Richard spun out from underneath her and sprang to his feet as she toppled back, the shocking gore of her insides sloshing across the carpet. Her terrible gasps died out in heaving pants.
Richard crouched, his feet and his hands spread, facing the mriswith on the other side of her. The mriswith had a three-bladed knife in each claw. Between them, Cathryn writhed in the agony of death.
The mriswith took a step back toward the window, its beady eyes staying on Richard. It took another step, drawing its black cape over one scaled arm as its gaze swept the room.
Richard dove for his sword. He slid to a stop as the mriswith planted a clawed foot atop the scabbard, holding it to the floor.

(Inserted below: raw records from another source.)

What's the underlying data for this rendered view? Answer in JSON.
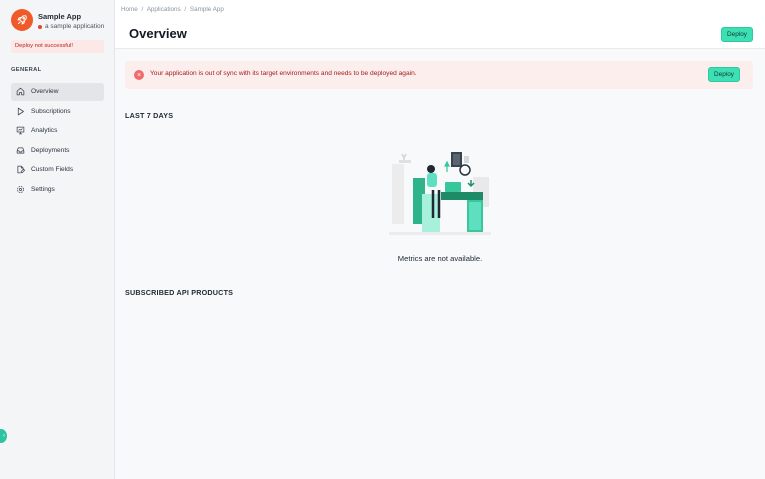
{
  "sidebar": {
    "app_name": "Sample App",
    "app_description": "a sample application",
    "status_color": "#e0413a",
    "avatar_color": "#f05a28",
    "deploy_status": "Deploy not successful!",
    "section_label": "GENERAL",
    "items": [
      {
        "label": "Overview",
        "icon": "home-icon",
        "active": true
      },
      {
        "label": "Subscriptions",
        "icon": "play-icon",
        "active": false
      },
      {
        "label": "Analytics",
        "icon": "presentation-chart-icon",
        "active": false
      },
      {
        "label": "Deployments",
        "icon": "inbox-tray-icon",
        "active": false
      },
      {
        "label": "Custom Fields",
        "icon": "document-edit-icon",
        "active": false
      },
      {
        "label": "Settings",
        "icon": "gear-icon",
        "active": false
      }
    ]
  },
  "breadcrumb": [
    "Home",
    "/",
    "Applications",
    "/",
    "Sample App"
  ],
  "header": {
    "title": "Overview",
    "deploy_label": "Deploy"
  },
  "banner": {
    "message": "Your application is out of sync with its target environments and needs to be deployed again.",
    "deploy_label": "Deploy",
    "icon": "close-circle-icon"
  },
  "main": {
    "metrics_heading": "LAST 7 DAYS",
    "metrics_empty": "Metrics are not available.",
    "products_heading": "SUBSCRIBED API PRODUCTS"
  },
  "colors": {
    "accent": "#3ddfb4",
    "error_bg": "#fdeeee",
    "error_text": "#a11b1b"
  }
}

“No,” it hissed. “She was going to killssss you.”
“The same as you!”
“No. I protectssss you, skin brother.”
Dumbfounded, Richard stared up at the da
rk shape. The mriswith flung the cape around itself and dove through the window into the night, vanishing as it leapt. Richard lunged toward the window to grab it. His arms caught only air as he landed across the windowsill, hanging halfway out into the night. The mriswith was gone. He could no longer feel its presence in his mind.
In the emptiness left by the departure of the mriswith, Richard’s mind filled with the mental image of Cathryn squirming in a mass of her guts. He vomited out the window.

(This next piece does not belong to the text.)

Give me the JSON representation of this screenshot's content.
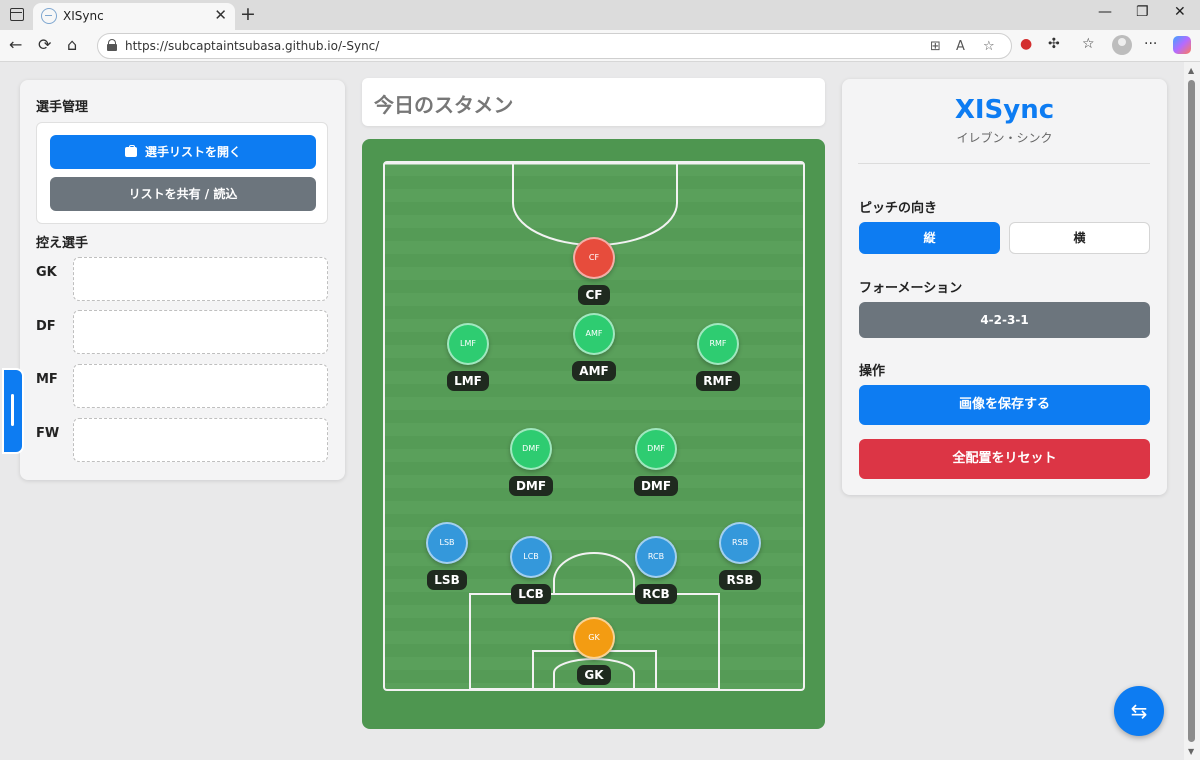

When his racking heaves finished, and his head stopped spinning, he staggered back to where she lay to kneel beside her. He thanked the spirits that she was dead, and no longer suffered. Even if she had tried to kill him, he couldn’t stand to watch her suffering in the throes of death.
He stared at her face. He couldn’t imagine the feelings he had had for her that he now only dimly remembered. She was just an ordinary woman. But she had been shrouded in magic. It was some sort of spell that had overpowered his reason. He had come to his senses with no time to spare. His gift had broken the spell.
The top half of her slashed nightdress was thrown up around her neck. A cold feeling that gave him goose bumps turned his attention to her breasts. Richard’s eyes narrowed, and he leaned closer, staring. He reached out and touched her right nipple. He touched the left. It wasn’t the same.
He carried a lamp to the fire and lit it with a long splinter of kindling. He returned to the body and held the lamp near her left breast. Richard wet his thumb on his tongue and rubbed the smooth nipple. It came off. With her nightdress, he cleaned the paint from her breast, to leave a smooth, unbroken mound of skin. Cathryn had no left nipple.
The calm center within radiated an aura of comprehension. This was connected to the spell she had over him. He didn’t know how, but it was.
Richard suddenly sat back on his heels. He sat a moment, wide-eyed, and then sprang up, running to the door. He stopped. Why should he be thinking this? He had to be wrong.